First impressions are often flawed by preconceived, erroneous notions, and my initial look inside Wagner’s had taken me by surprise. The establishment that so many people talked about and patronized, backsiders and the wealthy alike, was a dump. But it had an irresistible charm, mainly because it could not have existed anywhere else in the world. Everywhere you looked, on every square inch of wall space, hung period photographs of horses and jockeys and the men and women who owned and trained them. Directly across from where I sat hung an eight-by-ten glossy of Secretariat after he won the Kentucky Derby in unbelievable fashion on May 5th, 1973, and I had no doubt it was an original that had been carried across the street and had decorated that space for thirty years.
Pure and simple, Wagner’s was a walk backward through time. And the food was damn good, too.
I ordered bacon and eggs and biscuits and gravy and was halfway through my meal when my cell rang. I wiped my fingers on a napkin and flipped the phone open. “Cline.”
“Coast is clear.”
I smiled. “Who’d they talk to?”
“Mr. K,” Jay said, referring to Kessler. “Bill Gannon and his employees, couple Hispanic stable hands, me, the guy Kessler was talking to.”
“Know who he is?”
“From what I heard, guy’s an owner. Maybe a potential client.”
“Did the cops interview with the press around?”
“Used an office. Even so, the reporters were buzzin’ round like flies on shit.”
“Apt description, there, Jay.”
He grunted. “Get your ass back here, and bring me something to eat.”
I closed my phone and was scraping the last bit of egg and biscuits and gravy into the center of my plate when someone stepped alongside my shoulder and placed a hand on the countertop.

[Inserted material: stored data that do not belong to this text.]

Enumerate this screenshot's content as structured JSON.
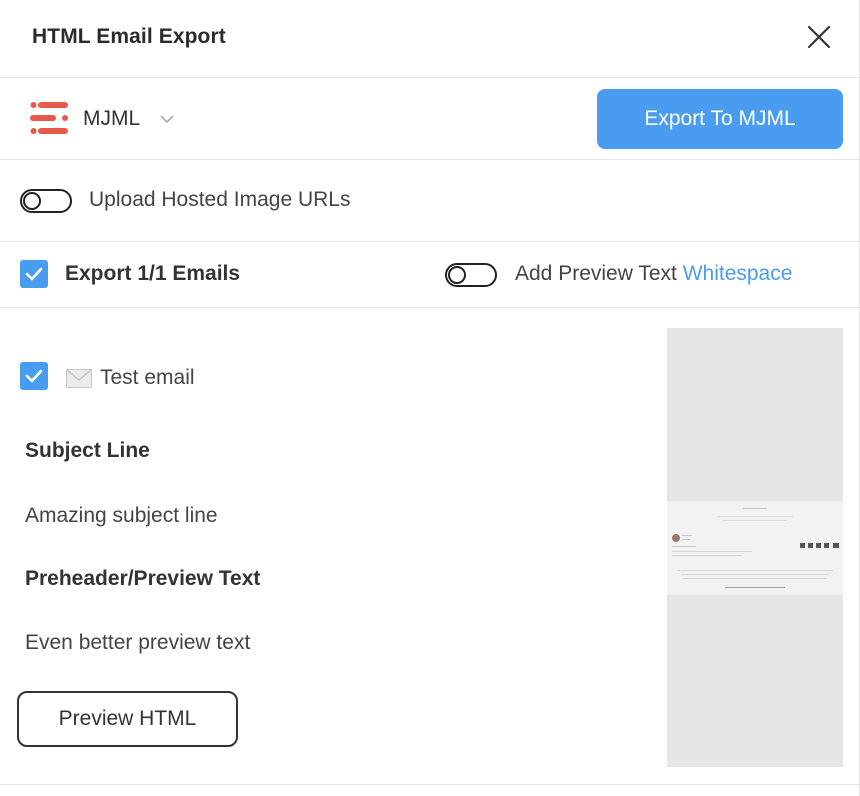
{
  "header": {
    "title": "HTML Email Export"
  },
  "format": {
    "selected": "MJML",
    "export_button_label": "Export To MJML"
  },
  "upload": {
    "label": "Upload Hosted Image URLs",
    "enabled": false
  },
  "export": {
    "count_label": "Export 1/1 Emails",
    "checked": true
  },
  "preview_whitespace": {
    "label": "Add Preview Text",
    "link": "Whitespace",
    "enabled": false
  },
  "email": {
    "checked": true,
    "icon": "envelope-icon",
    "name": "Test email",
    "subject_heading": "Subject Line",
    "subject_value": "Amazing subject line",
    "preheader_heading": "Preheader/Preview Text",
    "preheader_value": "Even better preview text",
    "preview_button_label": "Preview HTML"
  },
  "colors": {
    "accent": "#4a9cf0",
    "logo": "#e8594a",
    "thumbnail_bg": "#e6e6e6"
  }
}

A small, feminine hand. I turned my head.
Detective Bonikowski stood at my side in her fashionable suit--this morning’s choice, a charcoal gray herringbone--paired with a pink silk blouse with the buttons left undone at her throat.
“Mr. Cline.” She swept the room with a practiced glance before her gaze returned to my face. “What are you doing here?”
“Taking a break.” I gestured toward my plate. “Eating.”
“You take breaks in the middle of walking a horse?”
I smiled. “Not usually.”
“Did you think we were coming to hook you up?”
“It crossed my mind.”
I glanced at her and sighed. “No. Your shoulders are relaxed. Your hands are nowhere near your weapon or cuffs, you’re unbalanced with most of your weight on your left foot . . . and you’re alone.”
Her mouth twitched. “I wouldn’t need backup to handle you.”
I swiveled around on my stool and squinted at her, wondering if the implied meaning was simply a case of wishful thinking on my part. “How’d you find me?”
“Driving past. Looked in the window . . . you know? Advanced police work.”